Democrat Economics; how it works
Following her November defeat Former Speaker of the House Nancy Pelosi decides to open a bar in San Francisco. Given the fact the country is just beginning to recover from the past two years of economic destruction caused by her party she realizes that virtually all of her potential customers are now unemployed alcoholics and, as such, cannot afford to patronize her bar. So pulling out her Keynesian Economics 101 text book; the same one used by President Hussein Obama in his attempt to solve the country’s economic problems, she develops her marketing strategy. She plans to allow her customers to drink now, but pay later.
Thus, she grants the customers loans in the form of drinks; carefully logging each in a ledger alongside the customer’s name. As you would guess the word that Pelosi is offering free drinks spreads fast. All of her former constituents, who are used to something for nothing flock to her bar and soon the bar tabs begin to mount. In no time she has the largest sales volume for any bar in San Francisco!
Since Madam Pelosi’s customers aren’t actually paying for the drinks but are merely amassing huge debts she gets no resistance when, at regular intervals, she substantially increases her prices for wine and beer, the most consumed beverages. As Pelosi’s gross sales volume increases massively, former Fannie Mae CEO William Raines recognizes that these customer debts constitute valuable future assets and works with the local bank to increase her borrowing limit. He convinces the local bank executives that there’s no reason for any undue concern, since she has the debts of the unemployed alcoholics as collateral.
Raines then turns to his pals, Senator Chris Dodd along with House Financial Services Chairman Barney Frank to pressure Wall Street Executives to transform these customer loans into DRINKBONDS, ALKIBONDS and PUKEBONDS. Dodd and Frank convince the Wall Street Executives that they can bundle these securities and trade them on international security markets.
Just as was the case with the housing market collapse, naive investors again don’t really understand that the securities being sold to them as AAA secured bonds are really the debts of unemployed alcoholics. Nevertheless, the bond prices continuously climb, and the securities soon become the hottest-selling items for some of the nation's leading brokerage houses.
Since the defeat of Pelosi, Reid and eventually Obama, the country has gotten increasingly tough on foreign dictatorships, one of which is China who owns most of the debt ran up under the Obama Regime. Even though the bond prices are still climbing, China decides that the time has come to demand payment on the debts incurred by the drinkers at Pelosi’s Place.
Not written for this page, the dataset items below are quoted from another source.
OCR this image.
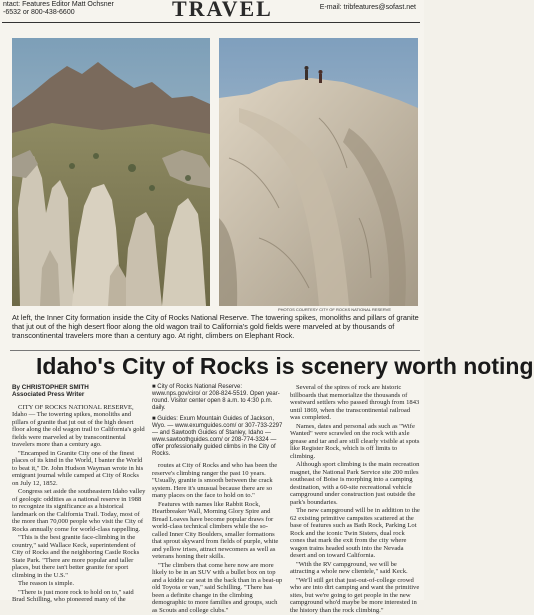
ntact: Features Editor Matt Ochsner
-6532 or 800-438-6600	TRAVEL	E-mail: tribfeatures@sofast.net
PHOTOS COURTESY CITY OF ROCKS NATIONAL RESERVE
At left, the Inner City formation inside the City of Rocks National Reserve. The towering spikes, monoliths and pillars of granite that jut out of the high desert floor along the old wagon trail to California's gold fields were marveled at by thousands of transcontinental travelers more than a century ago. At right, climbers on Elephant Rock.
Idaho's City of Rocks is scenery worth noting
By CHRISTOPHER SMITH
Associated Press Writer

CITY OF ROCKS NATIONAL RESERVE, Idaho — The towering spikes, monoliths and pillars of granite that jut out of the high desert floor along the old wagon trail to California's gold fields were marveled at by transcontinental travelers more than a century ago.

"Encamped in Granite City one of the finest places of its kind in the World, I banter the World to beat it," Dr. John Hudson Wayman wrote in his emigrant journal while camped at City of Rocks on July 12, 1852.

Congress set aside the southeastern Idaho valley of geologic oddities as a national reserve in 1988 to recognize its significance as a historical landmark on the California Trail. Today, most of the more than 70,000 people who visit the City of Rocks annually come for world-class rappelling.

"This is the best granite face-climbing in the country," said Wallace Keck, superintendent of City of Rocks and the neighboring Castle Rocks State Park. "There are more popular and taller places, but there isn't better granite for sport climbing in the U.S."

The reason is simple.

"There is just more rock to hold on to," said Brad Schilling, who pioneered many of the

■ City of Rocks National Reserve: www.nps.gov/ciro/ or 208-824-5519. Open year-round. Visitor center open 8 a.m. to 4:30 p.m. daily.
■ Guides: Exum Mountain Guides of Jackson, Wyo. — www.exumguides.com/ or 307-733-2297 — and Sawtooth Guides of Stanley, Idaho — www.sawtoothguides.com/ or 208-774-3324 — offer professionally guided climbs in the City of Rocks.

routes at City of Rocks and who has been the reserve's climbing ranger the past 10 years. "Usually, granite is smooth between the crack system. Here it's unusual because there are so many places on the face to hold on to."

Features with names like Rabbit Rock, Heartbreaker Wall, Morning Glory Spire and Bread Loaves have become popular draws for world-class technical climbers while the so-called Inner City Boulders, smaller formations that sprout skyward from fields of purple, white and yellow irises, attract newcomers as well as veterans honing their skills.

"The climbers that come here now are more likely to be in an SUV with a bullet box on top and a kiddie car seat in the back than in a beat-up old Toyota or van," said Schilling. "There has been a definite change in the climbing demographic to more families and groups, such as Scouts and college clubs."

Several of the spires of rock are historic billboards that memorialize the thousands of westward settlers who passed through from 1843 until 1869, when the transcontinental railroad was completed.

Names, dates and personal ads such as "Wife Wanted" were scrawled on the rock with axle grease and tar and are still clearly visible at spots like Register Rock, which is off limits to climbing.

Although sport climbing is the main recreation magnet, the National Park Service site 200 miles southeast of Boise is morphing into a camping destination, with a 60-site recreational vehicle campground under construction just outside the park's boundaries.

The new campground will be in addition to the 62 existing primitive campsites scattered at the base of features such as Bath Rock, Parking Lot Rock and the iconic Twin Sisters, dual rock cones that mark the exit from the city where wagon trains headed south into the Nevada desert and on toward California.

"With the RV campground, we will be attracting a whole new clientele," said Keck.

"We'll still get that just-out-of-college crowd who are into dirt camping and want the primitive sites, but we're going to get people in the new campground who'd maybe be more interested in the history than the rock climbing."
Pelosi in turn demands payment from her alcoholic patrons, but having had their lives ruined under the Obama Regime and now being nothing more than unemployed alcoholics they cannot pay back their drinking debts. Thus, Pelosi cannot fulfill her loan obligations and she is forced into bankruptcy resulting in the bar closing and eleven employees losing their jobs.
These days you can find Pelosi’s former patrons hanging out at the local Acorn Office!